In an age of increasing economic and political uncertainty, should we take a more deliberately evolutionary view of policy development? Eric Beinhocker (Executive Director of the Institute for New Economic Thinking, Oxford Martin School, University of Oxford) thinks so. In his introduction to his 'new economics' research programme he argues that traditional approaches to economics, policy and regulation are too mechanistic:
'Rather than thinking of policy as a fixed set of rules or institutions engineered to address a particular set of issues, we should think of policy as an adapting portfolio of experiments that helps shape the evolution of the economy and society over time…
…Policymaking often starts with an engineering perspective – there is a problem and government should fix it. For example, we need to get student mathematics test scores up, we need to reduce traffic congestion, or we need to prevent financial fraud. Policy wonks design some rational solution, it goes through the political meat grinder, whatever emerges is implemented (often poorly), unintended consequences occur, and then – whether it works or not – it gets locked in for a long time. An alternative approach is to create a portfolio of small-scale experiments trying a variety of solutions, see which ones work, scale-up the ones that are working, and eliminate the ones that are not.
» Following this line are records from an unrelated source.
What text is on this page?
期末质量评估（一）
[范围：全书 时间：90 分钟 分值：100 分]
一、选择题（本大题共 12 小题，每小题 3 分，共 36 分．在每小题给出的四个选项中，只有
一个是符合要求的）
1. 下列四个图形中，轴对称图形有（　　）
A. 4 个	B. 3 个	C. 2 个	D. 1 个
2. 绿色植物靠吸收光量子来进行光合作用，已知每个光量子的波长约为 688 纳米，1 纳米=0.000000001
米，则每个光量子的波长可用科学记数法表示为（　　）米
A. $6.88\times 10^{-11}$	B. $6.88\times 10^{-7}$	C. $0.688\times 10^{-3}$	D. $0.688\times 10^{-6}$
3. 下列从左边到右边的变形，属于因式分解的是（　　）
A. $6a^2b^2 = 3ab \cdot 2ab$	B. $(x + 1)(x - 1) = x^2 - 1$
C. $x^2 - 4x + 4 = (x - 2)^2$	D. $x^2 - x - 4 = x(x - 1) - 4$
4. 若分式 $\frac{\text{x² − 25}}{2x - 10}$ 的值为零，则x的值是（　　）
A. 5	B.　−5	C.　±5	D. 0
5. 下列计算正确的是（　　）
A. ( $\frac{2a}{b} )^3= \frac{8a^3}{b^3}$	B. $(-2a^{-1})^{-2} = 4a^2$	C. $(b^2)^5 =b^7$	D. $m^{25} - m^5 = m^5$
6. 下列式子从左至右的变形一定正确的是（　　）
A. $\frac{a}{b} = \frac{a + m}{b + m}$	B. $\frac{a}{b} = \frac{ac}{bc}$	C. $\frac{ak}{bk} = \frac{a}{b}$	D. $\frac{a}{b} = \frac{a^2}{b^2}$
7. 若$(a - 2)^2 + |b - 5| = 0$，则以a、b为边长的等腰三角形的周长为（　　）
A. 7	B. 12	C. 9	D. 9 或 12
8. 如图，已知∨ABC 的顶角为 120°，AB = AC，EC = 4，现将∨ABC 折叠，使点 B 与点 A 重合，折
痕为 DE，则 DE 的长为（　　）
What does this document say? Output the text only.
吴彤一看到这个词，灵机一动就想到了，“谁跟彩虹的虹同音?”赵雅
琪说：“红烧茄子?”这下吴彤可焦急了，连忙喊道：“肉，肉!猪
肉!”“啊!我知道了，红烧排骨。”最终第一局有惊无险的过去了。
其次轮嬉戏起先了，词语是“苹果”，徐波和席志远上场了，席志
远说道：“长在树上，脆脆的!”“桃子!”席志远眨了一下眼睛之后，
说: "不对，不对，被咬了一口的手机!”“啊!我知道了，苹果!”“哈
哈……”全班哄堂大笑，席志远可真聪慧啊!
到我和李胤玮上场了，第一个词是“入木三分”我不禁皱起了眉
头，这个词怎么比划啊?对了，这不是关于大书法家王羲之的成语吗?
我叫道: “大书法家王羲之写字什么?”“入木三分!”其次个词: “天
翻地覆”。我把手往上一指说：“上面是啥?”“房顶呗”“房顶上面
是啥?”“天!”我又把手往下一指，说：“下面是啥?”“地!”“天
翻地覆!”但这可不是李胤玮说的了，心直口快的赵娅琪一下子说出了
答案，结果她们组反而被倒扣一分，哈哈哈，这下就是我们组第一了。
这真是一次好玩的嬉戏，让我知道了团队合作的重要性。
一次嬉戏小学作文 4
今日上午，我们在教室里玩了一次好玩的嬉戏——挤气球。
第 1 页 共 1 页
Such an evolutionary approach recognises the complexity of social-economic systems, the difficulty of predicting what solutions will work in advance and difficulties in real-world implementation. Failures then happen on a small scale and become opportunities to learn rather than hard to reverse policy disasters. It won’t eliminate the distortions of politics. But the current process forces politicians to choose from competing forecasts about what will and won’t work put forward by competing interest groups – since it is hard to judge which forecast is right it is not surprising they simply choose the more powerful interest group. An evolutionary approach at least gives them an option of choosing what has been shown to actually work.'
An interesting view with lots of parallels.